方法:台湾の全人口からの請求データに基づき、全国規模の後ろ向きコホート研究を実施した。観察データを用いた因果関係の推論を強化するために、ターゲットトライアルエミュレーションデザインを適用した。2012年から2019年の間にNOACまたはワルファリン治療を受けた65歳以上のAFおよびDMの患者を対象とし、2020年まで追跡した。
主要アウトカムは、新たに診断されたHFであった。NOAC群とワルファリン群間の患者特性のバランスをとるために、傾向スコアに基づく細かな層別化の重み付けを用いた。ハザード比(HR)はCox比例ハザードモデルを用いて推定した。

結果:本研究では、合計24,835例(NOAC使用者 19,710例、ワルファリン使用者 5,125例)が対象であった。NOAC服用者はワルファリン服用者に比べてHFのリスクが有意に低かった(HR 0.80、95%CI 0.74~0.86、P<0.001)。個々のNOACのサブグループ解析では、ダビガトラン(HR 0.86、95%CI 0.80~0.93、P<0.001)、リバーロキサバン(HR 0.80、95%CI 0.74~0.86、P<0.001)、アピキサバン(HR 0.78、95%CI 0.68~0.90、P<0.001)、エドキサバン(HR 0.72、95%CI 0.60~0.86、P<0.001)はワルファリンより低いHFのリスクと関連していた。この知見は、年齢や性別のサブグループに関係なく一貫しており、薬剤保有率が高い人ほど顕著であった。いくつかの感度分析により、我々の知見の頑健性がさらに裏付けられた。

結論:この全国規模のコホート研究により、NOACsを服用している心房細動と糖尿病の高齢者は、ワルファリン服用者と比較してHFの発症リスクが低いことが示された。
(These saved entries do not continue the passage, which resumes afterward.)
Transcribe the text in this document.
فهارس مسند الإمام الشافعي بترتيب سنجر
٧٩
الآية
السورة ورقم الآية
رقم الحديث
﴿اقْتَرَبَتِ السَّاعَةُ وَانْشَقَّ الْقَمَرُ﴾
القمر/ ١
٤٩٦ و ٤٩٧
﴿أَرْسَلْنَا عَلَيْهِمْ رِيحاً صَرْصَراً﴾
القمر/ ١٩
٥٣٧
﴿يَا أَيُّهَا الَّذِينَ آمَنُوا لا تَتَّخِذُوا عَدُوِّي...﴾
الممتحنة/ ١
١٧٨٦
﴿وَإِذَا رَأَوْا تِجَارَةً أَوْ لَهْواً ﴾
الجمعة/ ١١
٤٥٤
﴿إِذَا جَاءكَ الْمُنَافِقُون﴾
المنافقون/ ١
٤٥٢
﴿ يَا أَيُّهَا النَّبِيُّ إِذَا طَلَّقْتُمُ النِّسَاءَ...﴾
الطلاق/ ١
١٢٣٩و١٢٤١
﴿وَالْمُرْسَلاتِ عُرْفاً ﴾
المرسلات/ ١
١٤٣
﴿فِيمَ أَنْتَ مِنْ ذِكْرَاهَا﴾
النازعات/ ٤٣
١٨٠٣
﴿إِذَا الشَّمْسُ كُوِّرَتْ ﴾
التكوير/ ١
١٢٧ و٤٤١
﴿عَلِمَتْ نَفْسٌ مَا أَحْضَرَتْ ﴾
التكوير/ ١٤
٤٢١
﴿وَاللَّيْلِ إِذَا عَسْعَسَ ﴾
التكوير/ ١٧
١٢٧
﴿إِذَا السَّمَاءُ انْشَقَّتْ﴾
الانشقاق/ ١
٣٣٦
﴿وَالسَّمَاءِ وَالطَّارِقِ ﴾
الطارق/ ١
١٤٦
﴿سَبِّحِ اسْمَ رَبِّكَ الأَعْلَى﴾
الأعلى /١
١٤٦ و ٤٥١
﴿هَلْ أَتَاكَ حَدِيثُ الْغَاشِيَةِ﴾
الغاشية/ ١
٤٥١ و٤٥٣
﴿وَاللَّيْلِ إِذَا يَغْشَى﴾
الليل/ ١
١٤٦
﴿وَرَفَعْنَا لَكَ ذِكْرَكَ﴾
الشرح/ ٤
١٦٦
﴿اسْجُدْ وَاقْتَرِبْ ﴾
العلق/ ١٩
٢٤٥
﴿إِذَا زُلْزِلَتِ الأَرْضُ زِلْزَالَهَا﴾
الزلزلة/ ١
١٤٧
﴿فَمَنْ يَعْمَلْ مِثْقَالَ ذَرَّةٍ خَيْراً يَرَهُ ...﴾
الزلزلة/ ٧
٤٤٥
本結果は、このような脆弱な集団における心不全予防を考慮した場合、NOACが経口抗凝固薬として望ましい治療法である可能性を示唆するものであった。今後、因果関係を解明し、その背後にある機序を検討することが望まれる。

キーワード:心房細動、糖尿病、高齢者、心不全、経口抗凝固薬

引用文献

Risk of heart failure in elderly patients with atrial fibrillation and diabetes taking different oral anticoagulants: a nationwide cohort study
Shu-Man Lin et al. PMID: 36609317 PMCID: PMC9824984 DOI: 10.1186/s12933-022-01688-1
Cardiovasc Diabetol. 2023 Jan 6;22(1):1. doi: 10.1186/s12933-022-01688-1.